Beef Today Editors
Two analysts take a closer look at data that shows growth in cattle feeding in the Corn Belt. While the numbers indicate increases in cattle on feed in this region, it does not necessarily indicate that there will be a major shift in cattle feeding strongholds any time soon. But the growth could impact seasonal production and prices.
In today's edition of the CME Daily Livestock Report, Steve Meyer and Len Steiner with Paragon Economics, Inc., take a closer look at the growth of cattle feeding in the Corn Belt, especially when looking at availability of DDGs as an inexpensive feed source:
"In case you missed it — or just want to see it again, CME Group's education webinar "Distillers' Dried Grains Impact on Livestock Markets” is now archived on the CME Group Website. The hour-long webinar, features Dr. Darrell Mark of the University of Nebraska and DLR lead author, Dr. Steve Meyer, and presents a wide array of information about DDGs production, their usage in livestock diets, and animal performance on diets utilizing DDGs.
"One topic that was discussed only briefly during the webinar was the geographic impact that DDGs production is having on cattle feeding and the implications that might have for production and cattle pricing in the future,. Ethanol, and thus DDGs, production is quite logically centered in Iowa and Minnesota, areas generally the farthest from water transport routes to the Gulf where corn basis has always been the weakest and corn prices have always been the lowest. DDGs (ie. DRIED distillers grains) are quite transportable but wet and modified wet distillers grains are not. And, as was discussed in the webinar, WDGs/MWDGs are actually superior in many feedlot applications and far less expensive due to no drying costs, giving cattle feeders near the ethanol plants an advantage. And the data say that cattle feeders in those areas are indeed taking advantage of this low-cost, nutritious feed source.
"The chart (above) shows monthly numbers of cattle on feed in major Midwestern feeding states. Texas, Kansas and Nebraska are clearly the leading states but direct your attention to the lower set of lines. Iowa's cattle-on-feed numbers are growing steadily, from roughly 300,000 in the mid-'90s to 610,000 in March of this year. While not as apparent due to the scale of this chart, South Dakota's fed cattle numbers have roughly doubled since the mid-'90s. USDA has not published state-level data for Minnesota or Illinois since 1993 but the resurgence of cattle feeding in Iowa and South Dakota suggests that they perhaps should consider doing so once again, especially for Minnesota.

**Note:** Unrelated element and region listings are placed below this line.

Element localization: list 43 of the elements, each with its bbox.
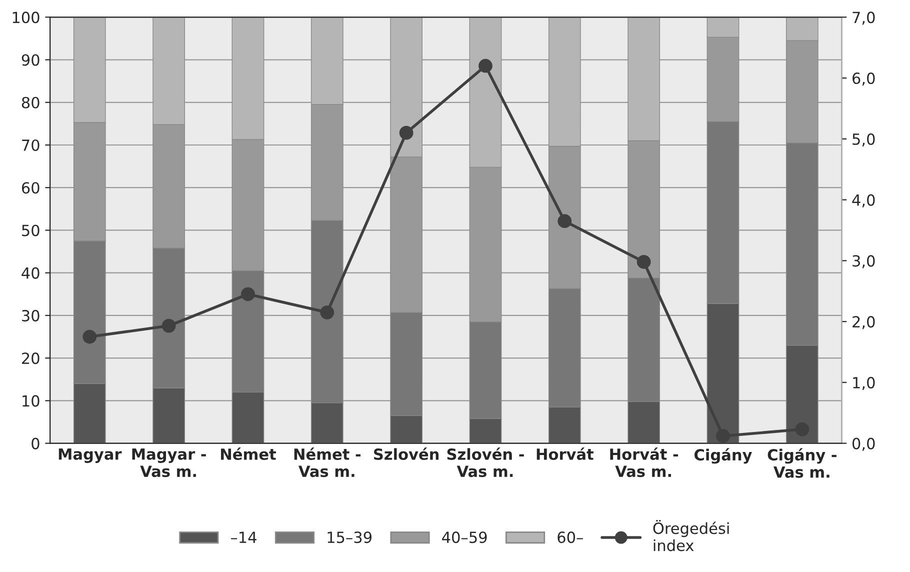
- y-tick-label: 20: [22, 352, 40, 364]
- x-tick-label: Német: [221, 448, 276, 460]
- y2-tick-label: 3,0: [852, 255, 875, 268]
- y2-tick-label: 1,0: [853, 376, 875, 390]
- x-tick-label: Horvát: [536, 448, 594, 460]
- y-tick-label: 90: [22, 54, 40, 66]
- y-tick-label: 80: [22, 96, 40, 108]
- point: [558, 214, 572, 228]
- legend-label: –14: [230, 532, 256, 543]
- x-tick-label: Cigány - Vas m.: [768, 448, 836, 478]
- point: [716, 429, 730, 443]
- y2-tick-label: 5,0: [852, 133, 875, 146]
- legend-label: 60–: [558, 532, 583, 544]
- point: [320, 305, 334, 320]
- x-tick-label: Német - Vas m.: [294, 448, 361, 478]
- point: [162, 318, 176, 333]
- y-tick-label: 60: [22, 182, 40, 194]
- y-tick-label: 0: [32, 438, 40, 450]
- x-tick-label: Szlovén - Vas m.: [447, 448, 524, 478]
- y-tick-label: 10: [22, 395, 40, 407]
- legend-label: 40–59: [442, 532, 487, 544]
- legend-label: 15–39: [328, 532, 372, 544]
- y2-tick-label: 0,0: [852, 438, 875, 451]
- x-tick-label: Szlovén: [374, 448, 439, 460]
- y-tick-label: 40: [22, 267, 40, 279]
- y2-tick-label: 2,0: [852, 316, 875, 330]
- point: [82, 330, 97, 344]
- y2-tick-label: 4,0: [852, 194, 875, 208]
- point: [636, 254, 651, 269]
- y-tick-label: 70: [22, 139, 40, 152]
- y2-tick-label: 6,0: [852, 72, 875, 86]
- x-tick-label: Horvát - Vas m.: [610, 448, 678, 478]
- y-tick-label: 30: [22, 310, 40, 322]
- y-tick-label: 100: [12, 12, 40, 24]
- x-tick-label: Magyar: [58, 448, 122, 463]
- x-tick-label: Magyar - Vas m.: [132, 448, 206, 478]
- point: [399, 126, 414, 140]
- point: [478, 58, 492, 73]
- legend-label: Öregedési index: [653, 520, 729, 552]
- y-tick-label: 50: [22, 224, 40, 236]
- point: [241, 287, 255, 302]
- x-tick-label: Cigány: [694, 448, 752, 464]
- y2-tick-label: 7,0: [852, 12, 875, 25]
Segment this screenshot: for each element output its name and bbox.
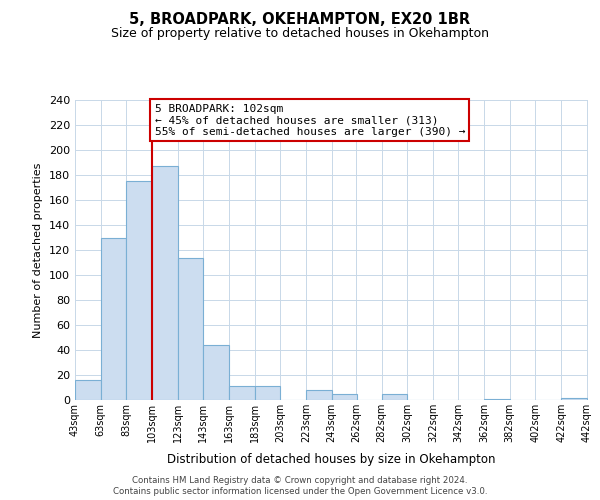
Text: Contains public sector information licensed under the Open Government Licence v3: Contains public sector information licen… xyxy=(113,487,487,496)
Bar xyxy=(561,398,587,400)
Bar xyxy=(484,399,510,400)
Bar xyxy=(178,258,203,400)
Bar xyxy=(331,394,357,400)
Text: 5 BROADPARK: 102sqm
← 45% of detached houses are smaller (313)
55% of semi-detac: 5 BROADPARK: 102sqm ← 45% of detached ho… xyxy=(155,104,465,137)
Bar xyxy=(254,386,280,400)
Text: 5, BROADPARK, OKEHAMPTON, EX20 1BR: 5, BROADPARK, OKEHAMPTON, EX20 1BR xyxy=(130,12,470,28)
Text: Size of property relative to detached houses in Okehampton: Size of property relative to detached ho… xyxy=(111,28,489,40)
Bar xyxy=(101,238,127,400)
Bar xyxy=(382,394,407,400)
Bar xyxy=(126,181,152,400)
Bar xyxy=(152,166,178,400)
Text: Contains HM Land Registry data © Crown copyright and database right 2024.: Contains HM Land Registry data © Crown c… xyxy=(132,476,468,485)
Bar xyxy=(306,390,331,400)
Bar xyxy=(229,386,254,400)
Y-axis label: Number of detached properties: Number of detached properties xyxy=(34,162,43,338)
X-axis label: Distribution of detached houses by size in Okehampton: Distribution of detached houses by size … xyxy=(167,454,496,466)
Bar xyxy=(75,380,101,400)
Bar xyxy=(203,345,229,400)
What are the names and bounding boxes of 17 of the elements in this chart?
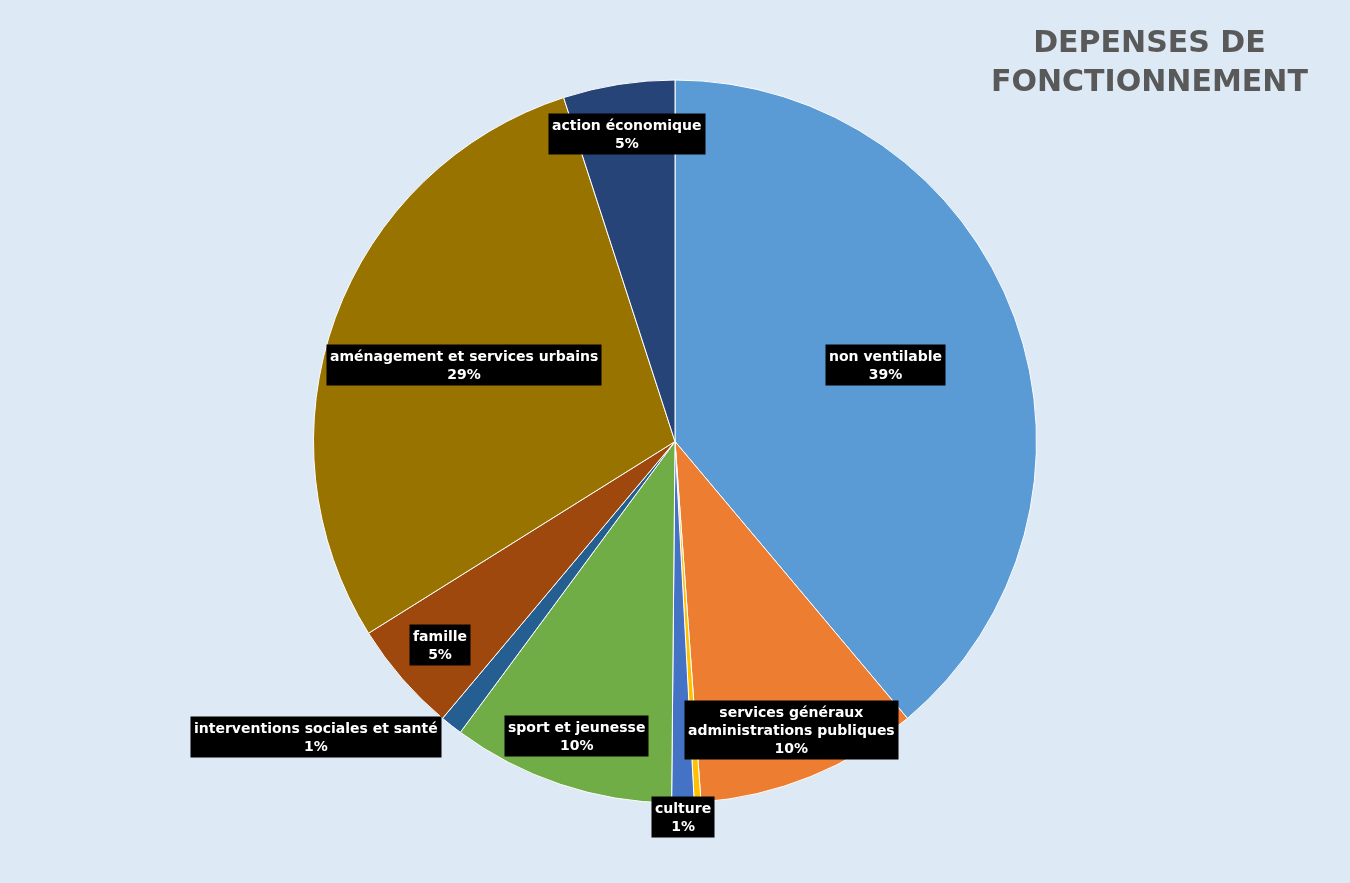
slice-label: aménagement et services urbains — [330, 348, 599, 364]
data-label: 5% — [428, 646, 452, 663]
data-label: 1% — [671, 818, 695, 835]
data-label: 39% — [868, 366, 903, 383]
text: DEPENSES DE FONCTIONNEMENT — [991, 24, 1309, 98]
slice-label: culture — [655, 800, 712, 816]
slice-label: sport et jeunesse — [508, 719, 646, 735]
data-label: 10% — [774, 740, 809, 757]
data-label: 5% — [614, 135, 639, 152]
slice-label: action économique — [552, 117, 702, 133]
data-label: 10% — [559, 737, 594, 754]
data-label: 1% — [303, 738, 328, 755]
slice-label: non ventilable — [829, 348, 943, 364]
slice-label: famille — [413, 628, 468, 644]
slice-label: interventions sociales et santé — [194, 720, 438, 736]
slice-label: services généraux administrations publiques — [688, 704, 895, 739]
data-label: 29% — [447, 366, 481, 383]
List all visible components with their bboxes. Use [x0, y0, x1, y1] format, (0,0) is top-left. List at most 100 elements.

"The growth of Cornbelt feeding is even more obvious when one considers the shares (chart above) of total cattle on feed represented by the Southern Plains (Kansas, Texas, Oklahoma) and Cornbelt (Iowa, Nebraska and South Dakota). Though quite seasonal, these shares were relatively stable from 1996 through 2005 but began to change in 2006 — the year that ethanol output began to increase rapidly.
"So does this mean that cattle feeding is merely growing in the Cornbelt or is moving back to the Cornbelt? We are firmly in the "growing” camp for two main reasons. First, higher Cornbelt cattle numbers will eventually run into slaughter capacity issues. Iowa has only two cattle slaughter plants and one is very small. South Dakota has none of any size and there is not likely a lot of slack capacity in Nebraska's seven big plants. There is still slack capacity in the national beef slaughter sector so it is very unlikely that a new plant will be added until that slack is rationalized. Second, it was not feed costs that drove cattle feeding to the Southern Plains in the first place. It was weather and that advantage still exists. Cheaper feed will no doubt lessen the advantage but will not offset it entirely. We look for Cornbelt feeding to continue to grow in both numbers and share. That shift may impact the seasonal patterns of production and prices but appears to be having little impact so far."